Больше всего Уэнсдей боится, что Ксавье оказался прав. Нет, дело не в шизофрении — наоборот, с ней жить веселей — а в том, что за Тэдди пришли из другого мира. Из мира, откуда лезли, словно плотоядные крысы, хайды, демоны и прочая могучая нечисть, стремящаяся причинить боль её близким. Уэнсдей победила достаточно таких тварей, чтобы знать, что они всегда возвращаются. Минимум дважды. Если вампир — может трижды (но в тот раз у неё получилось вовремя заострить осиновый кол). Они стремятся присосаться к чужой силе и пить её, точно клещи, пока от источника ничего не останется. Она не может позволить этому случиться с Тэдди, не может позволить себе упустить такое из виду. Ей необходимо успеть. Она не постесняется разграбить могилы, лишь бы найти виновного в нездоровье её сына, полезет за ним в ад, если понадобится; верно говорила Инид — это маленькое существо, растущее внутри тебя девять месяцев, никогда из тебя на самом деле не выбирается.
Уэнсдей устало выдыхает, поправляет длинную косу-змею и вновь возносит медальон над спиритическим кругом. Латынь слетает с языка идеальной колдовской песней, но той не суждено достичь своего финала, поскольку в тёмное подвальное помещение для проведения ритуалов врывается — увы, не кто-то мёртвый; самый что ни на есть живой Ксавье.

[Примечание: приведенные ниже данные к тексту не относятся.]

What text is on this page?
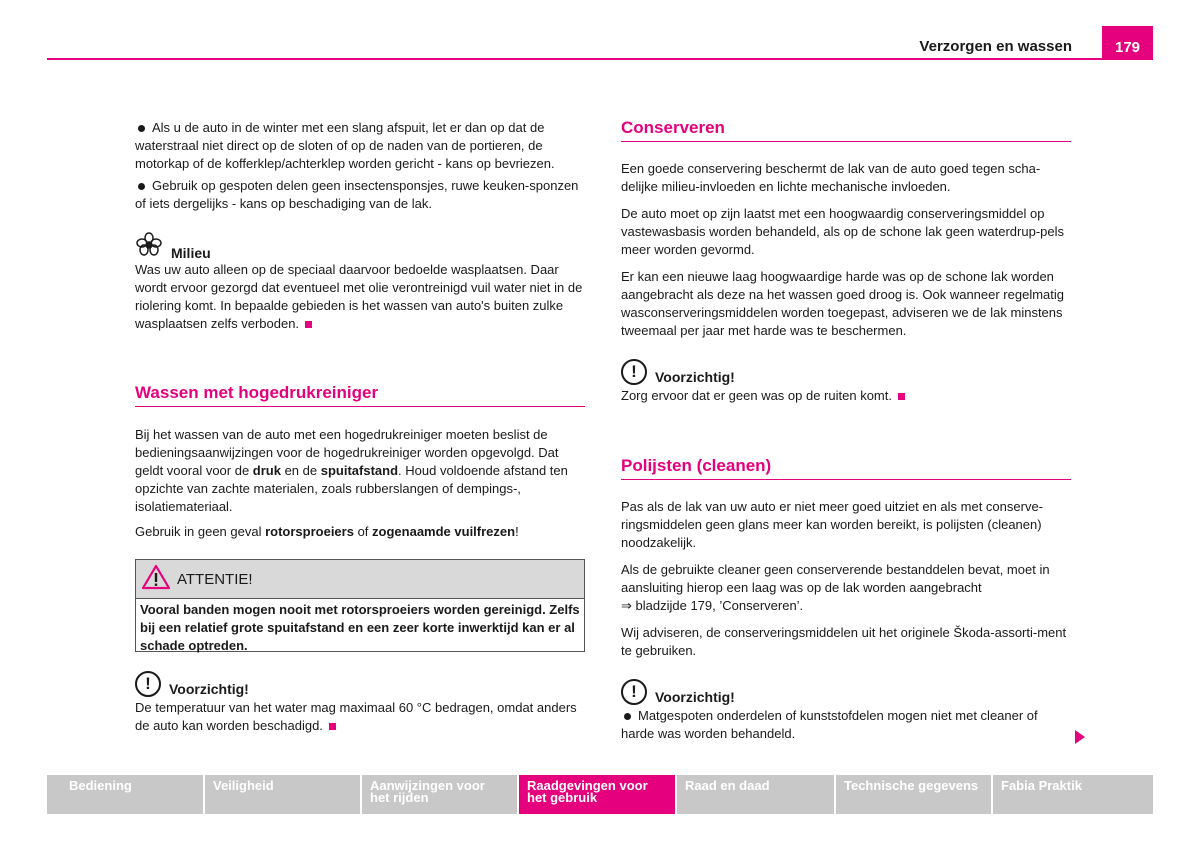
Verzorgen en wassen	179

Als u de auto in de winter met een slang afspuit, let er dan op dat de waterstraal niet direct op de sloten of op de naden van de portieren, de motorkap of de kofferklep/achterklep worden gericht - kans op bevriezen.

Gebruik op gespoten delen geen insectensponsjes, ruwe keuken-sponzen of iets dergelijks - kans op beschadiging van de lak.

Milieu

Was uw auto alleen op de speciaal daarvoor bedoelde wasplaatsen. Daar wordt ervoor gezorgd dat eventueel met olie verontreinigd vuil water niet in de riolering komt. In bepaalde gebieden is het wassen van auto's buiten zulke wasplaatsen zelfs verboden.

Wassen met hogedrukreiniger

Bij het wassen van de auto met een hogedrukreiniger moeten beslist de bedieningsaanwijzingen voor de hogedrukreiniger worden opgevolgd. Dat geldt vooral voor de druk en de spuitafstand. Houd voldoende afstand ten opzichte van zachte materialen, zoals rubberslangen of dempings-, isolatiemateriaal.

Gebruik in geen geval rotorsproeiers of zogenaamde vuilfrezen!

ATTENTIE!
Vooral banden mogen nooit met rotorsproeiers worden gereinigd. Zelfs bij een relatief grote spuitafstand en een zeer korte inwerktijd kan er al schade optreden.
!	Voorzichtig!

De temperatuur van het water mag maximaal 60 °C bedragen, omdat anders de auto kan worden beschadigd.

Conserveren

Een goede conservering beschermt de lak van de auto goed tegen scha-delijke milieu-invloeden en lichte mechanische invloeden.

De auto moet op zijn laatst met een hoogwaardig conserveringsmiddel op vastewasbasis worden behandeld, als op de schone lak geen waterdrup-pels meer worden gevormd.

Er kan een nieuwe laag hoogwaardige harde was op de schone lak worden aangebracht als deze na het wassen goed droog is. Ook wanneer regelmatig wasconserveringsmiddelen worden toegepast, adviseren we de lak minstens tweemaal per jaar met harde was te beschermen.

!	Voorzichtig!

Zorg ervoor dat er geen was op de ruiten komt.

Polijsten (cleanen)

Pas als de lak van uw auto er niet meer goed uitziet en als met conserve-ringsmiddelen geen glans meer kan worden bereikt, is polijsten (cleanen) noodzakelijk.

Als de gebruikte cleaner geen conserverende bestanddelen bevat, moet in aansluiting hierop een laag was op de lak worden aangebracht
⇒ bladzijde 179, ’Conserveren’.

Wij adviseren, de conserveringsmiddelen uit het originele Škoda-assorti-ment te gebruiken.

!	Voorzichtig!

Matgespoten onderdelen of kunststofdelen mogen niet met cleaner of harde was worden behandeld.

Bediening	Veiligheid	Aanwijzingen voor het rijden
Raadgevingen voor het gebruik
Raad en daad	Technische gegevens	Fabia Praktik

— Уэнсдей! Я нашёл того, с кем разговаривает Тэдди!
— Ты найдёшь приглашение на собственные похороны, если ещё раз ворвёшься сюда в разгар ритуала!.. Стоп, что?
— Я узнал, кто это и как он выглядит. Тэдди мне рассказал — точнее, нарисовал, — Ксавье, растрёпанный и чем-то крайне обрадованный, взмахивает альбомом для рисования. Уэнсдей в непонимании выгибает бровь.
— И кто же это? Аддамс? Торп? Фрамп? Родные твоей матери?
— Нет, никто из наших родственников… почти. Ситуация немного сложнее, чем мы думали, и одновременно проще, — смеётся Ксавье.
— Какой класс у этого духа?
— Это не дух, дорогая.
— Демон? — с надеждой спрашивает Уэнсдей и мрачнеет ещё больше, когда Ксавье вновь мотает головой.
— Нет, но это весьма сильное существо! Оно разумное, молодое и безопасное для ребёнка. Возможно, лучшая няня после Вещи, только ему не говори.
— Прекрати изъясняться загадками, Ксавье, у тебя это выходит просто отвратительно, — теряет терпение Уэнсдей. — Что ты выяснил?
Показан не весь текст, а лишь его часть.